A tingling, burning sensation crept from the vein at the back of my hand and up to my arm, making me aware that I was holding onto the edge of the bed so hard it hurt. Slowly, I lay down, the cold from the synthetic leather covering the bed seeping through the thin fabric of my hospital gown. I held my breath, feeling a shiver run down my spine as the bed slowly slid into a cylindrical contraption with a faint mechanical sound.

Inside the tube, there was nothing to hear but the muffled whirrs and the rhythmic beeps of the MRI. It made me claustrophobic and all the while, I kept reminding myself that it was a fear I didn’t have.
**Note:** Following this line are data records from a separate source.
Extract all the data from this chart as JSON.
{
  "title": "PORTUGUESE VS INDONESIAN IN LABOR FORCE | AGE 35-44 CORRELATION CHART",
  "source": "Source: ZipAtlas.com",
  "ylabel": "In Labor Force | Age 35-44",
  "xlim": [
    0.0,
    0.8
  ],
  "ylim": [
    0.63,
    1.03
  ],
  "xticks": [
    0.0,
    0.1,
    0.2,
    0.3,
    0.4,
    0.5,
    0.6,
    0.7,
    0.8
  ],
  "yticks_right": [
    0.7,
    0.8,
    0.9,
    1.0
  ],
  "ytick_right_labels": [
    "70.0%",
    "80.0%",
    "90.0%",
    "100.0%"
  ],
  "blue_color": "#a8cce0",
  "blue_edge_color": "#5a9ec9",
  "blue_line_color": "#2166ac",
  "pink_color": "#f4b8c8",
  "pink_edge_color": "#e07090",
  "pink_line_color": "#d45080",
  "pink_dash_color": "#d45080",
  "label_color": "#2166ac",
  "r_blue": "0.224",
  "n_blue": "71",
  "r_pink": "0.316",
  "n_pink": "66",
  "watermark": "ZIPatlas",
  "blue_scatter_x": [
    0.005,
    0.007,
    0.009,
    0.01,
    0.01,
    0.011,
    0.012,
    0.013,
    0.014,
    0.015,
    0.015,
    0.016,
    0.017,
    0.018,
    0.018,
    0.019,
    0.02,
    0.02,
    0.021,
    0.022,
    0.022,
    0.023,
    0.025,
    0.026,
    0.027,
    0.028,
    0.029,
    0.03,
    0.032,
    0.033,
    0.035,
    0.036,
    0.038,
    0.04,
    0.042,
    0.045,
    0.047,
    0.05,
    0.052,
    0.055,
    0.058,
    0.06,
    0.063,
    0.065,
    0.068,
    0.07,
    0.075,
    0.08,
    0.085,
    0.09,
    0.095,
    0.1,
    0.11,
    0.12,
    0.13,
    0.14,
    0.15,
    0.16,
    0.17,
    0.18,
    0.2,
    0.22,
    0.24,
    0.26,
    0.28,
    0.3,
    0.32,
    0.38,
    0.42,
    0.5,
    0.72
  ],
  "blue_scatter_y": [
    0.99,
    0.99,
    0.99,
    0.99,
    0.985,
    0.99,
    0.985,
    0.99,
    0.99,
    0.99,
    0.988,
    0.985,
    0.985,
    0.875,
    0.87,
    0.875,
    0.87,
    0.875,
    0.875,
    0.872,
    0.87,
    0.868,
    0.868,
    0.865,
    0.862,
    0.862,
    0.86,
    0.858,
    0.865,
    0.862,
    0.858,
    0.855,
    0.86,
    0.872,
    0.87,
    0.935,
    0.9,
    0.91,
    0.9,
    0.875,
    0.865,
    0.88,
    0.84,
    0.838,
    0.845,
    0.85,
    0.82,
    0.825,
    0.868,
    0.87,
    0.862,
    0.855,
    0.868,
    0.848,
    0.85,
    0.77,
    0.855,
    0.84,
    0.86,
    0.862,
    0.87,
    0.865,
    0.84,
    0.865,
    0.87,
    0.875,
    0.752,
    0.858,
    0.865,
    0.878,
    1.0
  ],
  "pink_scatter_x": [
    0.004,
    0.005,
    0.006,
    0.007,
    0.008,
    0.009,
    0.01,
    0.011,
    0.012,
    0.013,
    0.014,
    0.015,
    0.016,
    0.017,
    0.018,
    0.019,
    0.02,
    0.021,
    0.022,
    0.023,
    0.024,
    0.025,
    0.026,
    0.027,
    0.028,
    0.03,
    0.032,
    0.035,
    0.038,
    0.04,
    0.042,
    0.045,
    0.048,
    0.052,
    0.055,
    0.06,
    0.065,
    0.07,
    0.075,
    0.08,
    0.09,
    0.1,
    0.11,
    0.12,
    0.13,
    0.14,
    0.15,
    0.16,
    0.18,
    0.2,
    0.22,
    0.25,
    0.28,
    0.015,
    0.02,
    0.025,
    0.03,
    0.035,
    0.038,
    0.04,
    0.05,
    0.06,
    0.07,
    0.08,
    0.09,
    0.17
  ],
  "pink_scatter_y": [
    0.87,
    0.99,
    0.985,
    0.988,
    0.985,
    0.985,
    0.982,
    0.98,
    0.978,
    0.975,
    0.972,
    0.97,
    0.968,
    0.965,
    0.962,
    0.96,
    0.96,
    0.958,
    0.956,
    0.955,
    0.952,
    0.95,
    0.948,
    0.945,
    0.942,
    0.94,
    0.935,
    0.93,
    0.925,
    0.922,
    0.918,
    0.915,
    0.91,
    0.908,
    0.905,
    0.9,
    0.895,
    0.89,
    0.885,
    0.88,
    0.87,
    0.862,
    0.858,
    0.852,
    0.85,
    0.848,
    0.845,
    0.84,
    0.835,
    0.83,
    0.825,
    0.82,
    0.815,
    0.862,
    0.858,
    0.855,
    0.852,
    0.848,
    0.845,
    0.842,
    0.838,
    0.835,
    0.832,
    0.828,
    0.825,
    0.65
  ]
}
“Okay, Sarah,” said another voice, this time, a male. The technician, I supposed. “You will hear a few loud noises as we’re taking images of your internal organs, but it’s perfectly normal. So I would have to ask you to stay still for a few minutes.”

I knew the drill. I had done this test a couple of times before. Still, it was nerve-racking. “Okay,” I answered through clenched teeth to stop them from rattling.

Closing my eyes, I struggled to visualize. Happy thoughts. Happy thoughts. All I could think of was Leon and I, sitting in our favorite spot at Gil’s—the one at the far corner, near the window looking to the road. There, we would stay for hours, talking and laughing, and eating fries without ketchup. He hates ketchup. And tea. He hates tea. These little things, I was glad I could remember, because in this temporary and indefinite existence of mine, they to me were an anchor. A reminder that I had someone waiting for me to fix myself and when that time comes that I’m all well, I could come to his arms running.

On the table, he would place his hand over mine and draw never-ending circles at the back of my hand with his finger. At times, when I had been feeling especially inquisitive (resentful) because he had been gone for weeks, I wouldn’t stop myself from asking about his work. Of course, he would give me this lopsided smile that was slightly annoying, but still managed to make my heart stop.